LS0tLS1CRUdJTiBQVUJMSUMgS0VZLS0tLS0KTUlJQklqQU5CZ2txaGtpRzl3MEJBUUVGQUFPQ0FROEFNSUlCQ2dLQ0FRRUFwZ3lDVWZpVTFCSW5ocDBrU0dlMgpCV0poOEV1WEliQlhBM2ZONnpjeThHdnpUVTFwNm9GZE5BeUl5RFNvTlpRd05NTzFQVUJ5Y3V2US80RlVxdWl4CkdWUFhZS0JJcXkvREtVYStaMkxrd01aVjdvRFY2Nk1obFJjb1RrLzdsbkpLelR5Vm1oSlpNN2lBY2poRXlwUWgKRkZmc0l2TmJpVUNxR2trQUY5QWFvakJNT2ozL25DWWZjSldXVzBZVEFCR1B6emVWUFNFa1o4T2hOZWdNOVkreQpyM3RQWEFNYjdzcGdRZHExZGV4UkZiSlU5SW5OUlEyNlZMR0QvdTVscDBkUTIrelpKUlFPVTNScjZIZVZGNTlaCjlaT1BsbFh6Qko1RXJVVmZpbXlmNVY5L0NnNFZ5UkQ5WmxxUFBDREhWM2ZkNWkxZ29TcUFYRUlEOFl3NDdQQ1QKUFFJREFRQUIKLS0tLS1FTkQgUFVCTElDIEtFWS0tLS0tCg==
In Burp, go to the JWT Editor Keys tab and click New Symmetric Key.
In the dialog, click Generate to generate a new key in JWK format.
Replace the generated value for the k
property with a Base64-encoded key that you just copied.
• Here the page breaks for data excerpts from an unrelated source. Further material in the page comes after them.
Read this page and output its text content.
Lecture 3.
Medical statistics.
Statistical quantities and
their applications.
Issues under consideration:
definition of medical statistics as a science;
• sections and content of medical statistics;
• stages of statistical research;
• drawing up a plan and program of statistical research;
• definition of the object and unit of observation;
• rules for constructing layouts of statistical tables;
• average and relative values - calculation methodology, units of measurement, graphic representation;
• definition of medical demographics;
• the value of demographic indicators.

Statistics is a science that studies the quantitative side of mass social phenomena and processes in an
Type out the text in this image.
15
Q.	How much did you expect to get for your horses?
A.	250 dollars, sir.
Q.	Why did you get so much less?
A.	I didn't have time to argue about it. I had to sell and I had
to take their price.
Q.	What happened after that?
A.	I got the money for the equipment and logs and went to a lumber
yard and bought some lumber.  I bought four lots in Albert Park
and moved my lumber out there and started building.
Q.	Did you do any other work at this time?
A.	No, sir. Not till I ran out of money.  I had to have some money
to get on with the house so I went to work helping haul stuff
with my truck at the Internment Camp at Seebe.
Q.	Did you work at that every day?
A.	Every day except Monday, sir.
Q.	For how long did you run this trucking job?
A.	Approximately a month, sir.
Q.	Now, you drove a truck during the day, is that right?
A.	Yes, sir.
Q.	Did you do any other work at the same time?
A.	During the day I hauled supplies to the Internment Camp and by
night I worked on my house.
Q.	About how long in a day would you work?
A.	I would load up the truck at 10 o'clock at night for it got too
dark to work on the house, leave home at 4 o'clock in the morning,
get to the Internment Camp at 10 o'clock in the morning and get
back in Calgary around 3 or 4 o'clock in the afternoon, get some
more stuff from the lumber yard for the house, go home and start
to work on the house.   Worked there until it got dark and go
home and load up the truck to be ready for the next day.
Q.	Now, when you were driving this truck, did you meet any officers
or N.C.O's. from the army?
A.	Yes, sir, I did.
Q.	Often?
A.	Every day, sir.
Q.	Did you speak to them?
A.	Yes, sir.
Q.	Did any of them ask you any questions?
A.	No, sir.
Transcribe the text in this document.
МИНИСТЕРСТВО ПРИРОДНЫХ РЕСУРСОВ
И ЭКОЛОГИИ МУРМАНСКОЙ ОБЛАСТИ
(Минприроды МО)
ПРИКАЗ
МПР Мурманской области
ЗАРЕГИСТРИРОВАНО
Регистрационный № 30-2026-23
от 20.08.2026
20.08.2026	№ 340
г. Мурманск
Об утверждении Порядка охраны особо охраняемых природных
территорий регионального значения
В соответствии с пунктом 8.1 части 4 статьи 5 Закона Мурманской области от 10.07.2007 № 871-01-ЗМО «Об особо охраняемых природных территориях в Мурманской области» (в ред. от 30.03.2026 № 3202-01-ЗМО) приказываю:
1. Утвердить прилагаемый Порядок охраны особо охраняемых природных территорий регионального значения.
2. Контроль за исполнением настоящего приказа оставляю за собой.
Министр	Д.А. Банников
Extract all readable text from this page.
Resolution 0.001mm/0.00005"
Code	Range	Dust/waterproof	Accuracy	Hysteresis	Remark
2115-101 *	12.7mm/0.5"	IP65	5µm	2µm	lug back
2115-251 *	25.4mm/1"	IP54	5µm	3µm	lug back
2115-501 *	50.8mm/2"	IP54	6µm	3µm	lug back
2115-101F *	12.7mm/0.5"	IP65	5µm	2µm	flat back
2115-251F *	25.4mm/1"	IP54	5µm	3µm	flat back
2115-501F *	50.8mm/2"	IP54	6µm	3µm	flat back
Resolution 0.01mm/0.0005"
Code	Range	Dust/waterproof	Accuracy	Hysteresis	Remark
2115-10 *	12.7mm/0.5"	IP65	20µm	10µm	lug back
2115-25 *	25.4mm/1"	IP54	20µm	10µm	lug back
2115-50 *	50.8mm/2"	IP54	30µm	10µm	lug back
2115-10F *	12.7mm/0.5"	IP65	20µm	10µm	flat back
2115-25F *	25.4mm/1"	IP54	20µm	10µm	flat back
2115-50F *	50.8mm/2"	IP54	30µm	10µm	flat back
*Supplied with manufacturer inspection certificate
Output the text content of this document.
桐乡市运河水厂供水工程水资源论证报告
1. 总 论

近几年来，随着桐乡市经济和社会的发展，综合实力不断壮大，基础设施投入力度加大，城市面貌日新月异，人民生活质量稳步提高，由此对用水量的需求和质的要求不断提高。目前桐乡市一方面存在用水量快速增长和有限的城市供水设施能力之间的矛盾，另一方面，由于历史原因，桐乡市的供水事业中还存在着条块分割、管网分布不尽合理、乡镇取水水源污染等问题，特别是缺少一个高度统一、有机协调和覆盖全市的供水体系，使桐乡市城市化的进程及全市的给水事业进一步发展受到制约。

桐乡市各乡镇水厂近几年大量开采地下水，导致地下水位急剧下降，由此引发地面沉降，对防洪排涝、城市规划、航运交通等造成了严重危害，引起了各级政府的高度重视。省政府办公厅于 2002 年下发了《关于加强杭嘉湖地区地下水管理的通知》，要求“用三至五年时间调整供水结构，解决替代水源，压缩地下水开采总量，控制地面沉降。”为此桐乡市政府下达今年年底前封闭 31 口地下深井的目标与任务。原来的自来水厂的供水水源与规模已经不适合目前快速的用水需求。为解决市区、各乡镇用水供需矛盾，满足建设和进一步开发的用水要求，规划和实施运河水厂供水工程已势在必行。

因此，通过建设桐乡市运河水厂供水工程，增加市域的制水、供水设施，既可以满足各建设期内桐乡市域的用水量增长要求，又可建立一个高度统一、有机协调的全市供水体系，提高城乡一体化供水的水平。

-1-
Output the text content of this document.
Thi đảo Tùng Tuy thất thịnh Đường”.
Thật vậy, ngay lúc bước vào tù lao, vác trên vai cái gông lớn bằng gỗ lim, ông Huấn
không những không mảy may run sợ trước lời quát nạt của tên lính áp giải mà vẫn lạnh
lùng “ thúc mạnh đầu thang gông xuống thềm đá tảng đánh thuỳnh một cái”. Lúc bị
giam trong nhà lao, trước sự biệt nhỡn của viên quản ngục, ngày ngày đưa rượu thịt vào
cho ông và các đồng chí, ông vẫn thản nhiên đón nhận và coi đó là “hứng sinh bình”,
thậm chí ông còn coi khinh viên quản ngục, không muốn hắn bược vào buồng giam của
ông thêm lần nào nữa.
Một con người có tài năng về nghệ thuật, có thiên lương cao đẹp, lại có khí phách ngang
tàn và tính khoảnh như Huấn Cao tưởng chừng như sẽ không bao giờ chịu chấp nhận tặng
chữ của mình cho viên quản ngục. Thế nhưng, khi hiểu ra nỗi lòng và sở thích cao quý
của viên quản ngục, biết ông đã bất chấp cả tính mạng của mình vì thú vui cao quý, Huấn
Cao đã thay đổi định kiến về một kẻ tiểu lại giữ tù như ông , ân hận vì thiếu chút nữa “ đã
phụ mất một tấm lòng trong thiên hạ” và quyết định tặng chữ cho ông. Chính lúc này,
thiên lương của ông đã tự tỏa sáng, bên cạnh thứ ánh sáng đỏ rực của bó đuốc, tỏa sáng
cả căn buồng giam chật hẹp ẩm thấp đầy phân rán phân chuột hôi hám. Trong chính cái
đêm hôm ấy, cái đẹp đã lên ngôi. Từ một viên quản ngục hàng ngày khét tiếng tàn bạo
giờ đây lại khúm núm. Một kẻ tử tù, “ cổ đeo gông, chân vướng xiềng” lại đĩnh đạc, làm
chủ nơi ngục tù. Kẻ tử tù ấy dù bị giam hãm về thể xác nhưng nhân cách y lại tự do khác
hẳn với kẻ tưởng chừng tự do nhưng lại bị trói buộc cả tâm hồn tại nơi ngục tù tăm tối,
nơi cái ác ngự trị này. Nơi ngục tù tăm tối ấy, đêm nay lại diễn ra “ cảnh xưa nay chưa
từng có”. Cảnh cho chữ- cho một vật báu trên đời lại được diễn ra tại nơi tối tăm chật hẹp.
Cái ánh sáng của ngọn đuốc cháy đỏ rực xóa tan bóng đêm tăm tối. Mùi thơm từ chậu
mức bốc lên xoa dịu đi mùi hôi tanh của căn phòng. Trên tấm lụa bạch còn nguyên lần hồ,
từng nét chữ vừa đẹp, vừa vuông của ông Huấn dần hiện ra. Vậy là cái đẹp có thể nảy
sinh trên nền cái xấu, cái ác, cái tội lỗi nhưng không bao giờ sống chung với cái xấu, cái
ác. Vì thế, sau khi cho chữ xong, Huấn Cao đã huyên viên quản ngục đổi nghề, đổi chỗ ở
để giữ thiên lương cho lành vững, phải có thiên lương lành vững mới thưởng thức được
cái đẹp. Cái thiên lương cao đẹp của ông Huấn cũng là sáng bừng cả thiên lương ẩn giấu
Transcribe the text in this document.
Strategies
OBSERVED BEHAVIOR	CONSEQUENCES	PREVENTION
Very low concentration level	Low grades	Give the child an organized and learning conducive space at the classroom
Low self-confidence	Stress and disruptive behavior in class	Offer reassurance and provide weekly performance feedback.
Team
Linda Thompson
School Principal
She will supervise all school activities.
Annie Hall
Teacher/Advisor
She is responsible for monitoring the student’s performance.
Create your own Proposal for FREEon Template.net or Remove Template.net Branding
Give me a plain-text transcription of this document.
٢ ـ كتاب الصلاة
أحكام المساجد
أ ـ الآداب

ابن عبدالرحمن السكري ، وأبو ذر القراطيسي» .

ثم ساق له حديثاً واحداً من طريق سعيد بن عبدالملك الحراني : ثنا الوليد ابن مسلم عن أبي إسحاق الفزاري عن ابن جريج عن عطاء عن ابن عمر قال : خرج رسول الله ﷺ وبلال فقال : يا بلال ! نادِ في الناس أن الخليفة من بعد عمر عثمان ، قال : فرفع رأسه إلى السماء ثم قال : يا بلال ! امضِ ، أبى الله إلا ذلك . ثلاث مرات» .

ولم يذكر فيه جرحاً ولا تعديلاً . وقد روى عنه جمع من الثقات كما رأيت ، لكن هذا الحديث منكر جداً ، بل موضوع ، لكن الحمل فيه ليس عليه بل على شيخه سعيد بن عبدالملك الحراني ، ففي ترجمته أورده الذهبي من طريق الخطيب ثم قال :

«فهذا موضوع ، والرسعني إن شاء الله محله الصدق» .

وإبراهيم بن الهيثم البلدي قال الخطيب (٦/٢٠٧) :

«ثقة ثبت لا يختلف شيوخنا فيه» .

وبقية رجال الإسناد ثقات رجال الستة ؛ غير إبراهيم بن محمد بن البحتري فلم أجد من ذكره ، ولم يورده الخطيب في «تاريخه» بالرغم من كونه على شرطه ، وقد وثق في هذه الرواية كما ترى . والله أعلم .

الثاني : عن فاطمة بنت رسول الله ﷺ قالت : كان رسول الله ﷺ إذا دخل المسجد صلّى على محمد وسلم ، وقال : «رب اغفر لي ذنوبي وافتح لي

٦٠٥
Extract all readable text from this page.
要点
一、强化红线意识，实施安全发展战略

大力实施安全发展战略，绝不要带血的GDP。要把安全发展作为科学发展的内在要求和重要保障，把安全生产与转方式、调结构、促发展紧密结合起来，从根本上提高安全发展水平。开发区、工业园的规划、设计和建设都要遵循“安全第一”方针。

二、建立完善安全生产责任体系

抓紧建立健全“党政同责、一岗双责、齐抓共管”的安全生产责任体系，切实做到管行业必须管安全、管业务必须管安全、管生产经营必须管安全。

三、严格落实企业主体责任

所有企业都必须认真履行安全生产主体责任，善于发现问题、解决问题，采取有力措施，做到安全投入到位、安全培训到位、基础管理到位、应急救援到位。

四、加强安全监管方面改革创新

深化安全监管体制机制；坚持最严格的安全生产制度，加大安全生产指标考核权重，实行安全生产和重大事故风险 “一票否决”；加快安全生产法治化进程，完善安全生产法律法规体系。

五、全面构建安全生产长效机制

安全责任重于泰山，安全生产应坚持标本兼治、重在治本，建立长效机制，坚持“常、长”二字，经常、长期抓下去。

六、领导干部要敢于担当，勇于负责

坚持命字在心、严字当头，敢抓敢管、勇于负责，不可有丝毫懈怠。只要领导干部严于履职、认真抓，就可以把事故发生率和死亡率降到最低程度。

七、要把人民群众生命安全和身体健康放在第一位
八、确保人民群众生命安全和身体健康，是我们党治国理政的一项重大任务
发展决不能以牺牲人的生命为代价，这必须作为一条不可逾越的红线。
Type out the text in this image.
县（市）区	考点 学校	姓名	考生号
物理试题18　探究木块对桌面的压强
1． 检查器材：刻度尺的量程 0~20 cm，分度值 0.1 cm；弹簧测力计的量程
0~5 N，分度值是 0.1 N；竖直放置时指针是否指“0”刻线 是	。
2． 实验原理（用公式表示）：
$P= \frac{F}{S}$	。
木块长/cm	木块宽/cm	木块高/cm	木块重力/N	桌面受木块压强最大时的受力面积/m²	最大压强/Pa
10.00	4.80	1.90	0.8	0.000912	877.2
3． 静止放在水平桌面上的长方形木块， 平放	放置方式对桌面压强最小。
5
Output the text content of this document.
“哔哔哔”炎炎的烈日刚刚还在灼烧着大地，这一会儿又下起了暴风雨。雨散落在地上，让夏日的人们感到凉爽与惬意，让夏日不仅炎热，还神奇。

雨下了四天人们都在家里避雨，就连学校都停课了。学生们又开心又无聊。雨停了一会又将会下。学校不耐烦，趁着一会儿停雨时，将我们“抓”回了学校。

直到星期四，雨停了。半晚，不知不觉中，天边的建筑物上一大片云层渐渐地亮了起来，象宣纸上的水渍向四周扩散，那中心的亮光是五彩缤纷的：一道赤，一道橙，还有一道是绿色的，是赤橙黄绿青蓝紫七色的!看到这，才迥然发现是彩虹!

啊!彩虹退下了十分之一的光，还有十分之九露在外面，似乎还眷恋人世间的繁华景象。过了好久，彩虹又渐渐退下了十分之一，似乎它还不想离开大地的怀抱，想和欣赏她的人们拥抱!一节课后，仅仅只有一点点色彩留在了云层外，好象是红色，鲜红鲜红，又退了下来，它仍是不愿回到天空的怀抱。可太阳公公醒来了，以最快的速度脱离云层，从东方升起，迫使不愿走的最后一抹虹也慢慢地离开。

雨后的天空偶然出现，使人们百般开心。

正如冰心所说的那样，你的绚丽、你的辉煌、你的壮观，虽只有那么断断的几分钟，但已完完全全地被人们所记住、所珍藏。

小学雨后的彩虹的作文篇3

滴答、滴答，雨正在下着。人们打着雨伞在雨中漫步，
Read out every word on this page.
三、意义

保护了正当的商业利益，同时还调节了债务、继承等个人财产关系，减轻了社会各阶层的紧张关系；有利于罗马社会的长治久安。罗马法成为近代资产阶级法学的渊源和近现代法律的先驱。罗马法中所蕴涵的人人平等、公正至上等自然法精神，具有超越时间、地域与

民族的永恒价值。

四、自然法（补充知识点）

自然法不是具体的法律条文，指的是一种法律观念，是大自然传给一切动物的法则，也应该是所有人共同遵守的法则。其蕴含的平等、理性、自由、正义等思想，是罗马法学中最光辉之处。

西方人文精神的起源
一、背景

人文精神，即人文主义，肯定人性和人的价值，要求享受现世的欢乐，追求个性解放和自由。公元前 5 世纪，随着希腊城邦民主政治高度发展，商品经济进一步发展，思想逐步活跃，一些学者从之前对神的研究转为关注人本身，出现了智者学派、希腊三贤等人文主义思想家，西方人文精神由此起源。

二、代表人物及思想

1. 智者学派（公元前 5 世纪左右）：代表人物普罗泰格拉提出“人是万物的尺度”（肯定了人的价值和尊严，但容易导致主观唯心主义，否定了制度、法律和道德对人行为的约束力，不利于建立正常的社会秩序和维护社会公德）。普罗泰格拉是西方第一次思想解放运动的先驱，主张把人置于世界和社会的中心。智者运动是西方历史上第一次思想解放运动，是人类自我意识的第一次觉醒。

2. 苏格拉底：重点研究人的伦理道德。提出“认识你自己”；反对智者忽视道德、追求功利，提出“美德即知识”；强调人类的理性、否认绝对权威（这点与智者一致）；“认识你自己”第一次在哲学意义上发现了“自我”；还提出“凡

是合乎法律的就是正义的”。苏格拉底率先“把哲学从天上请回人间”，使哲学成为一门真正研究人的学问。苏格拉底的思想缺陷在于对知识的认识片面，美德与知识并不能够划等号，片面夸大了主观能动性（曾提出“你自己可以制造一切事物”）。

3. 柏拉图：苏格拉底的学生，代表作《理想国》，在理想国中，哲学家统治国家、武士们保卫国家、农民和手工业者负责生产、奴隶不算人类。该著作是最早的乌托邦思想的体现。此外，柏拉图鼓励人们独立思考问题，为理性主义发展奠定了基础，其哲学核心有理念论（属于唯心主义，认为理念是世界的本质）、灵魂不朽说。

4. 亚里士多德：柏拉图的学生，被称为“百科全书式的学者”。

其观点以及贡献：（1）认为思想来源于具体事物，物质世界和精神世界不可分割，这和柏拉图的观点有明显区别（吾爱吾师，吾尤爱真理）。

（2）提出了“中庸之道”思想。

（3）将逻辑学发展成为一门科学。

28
Note that this should be the actual key, not the tampered JWT that you used in the previous section.
Part 4 — Modify and sign the token
Go back to your request in Burp Repeater and change the path to /admin
.
Switch to the extension-generated JSON Web Token tab.
In the header of the JWT, make sure that the alg
parameter is set to HS256
.
In the JWT payload, change the value of the sub
claim to administrator
.
At the bottom of the tab, click Sign, then select the symmetric key that you generated in the previous section.
- Make sure that the Don’t modify header option is selected, then click OK. The modified token is now signed using the server’s public key as the secret key.
- Send the request and observe that you have successfully accessed the admin panel.
- In the response, find the URL for deleting Carlos (
/admin/delete?username=carlos
). Send the request to this endpoint to solve the lab.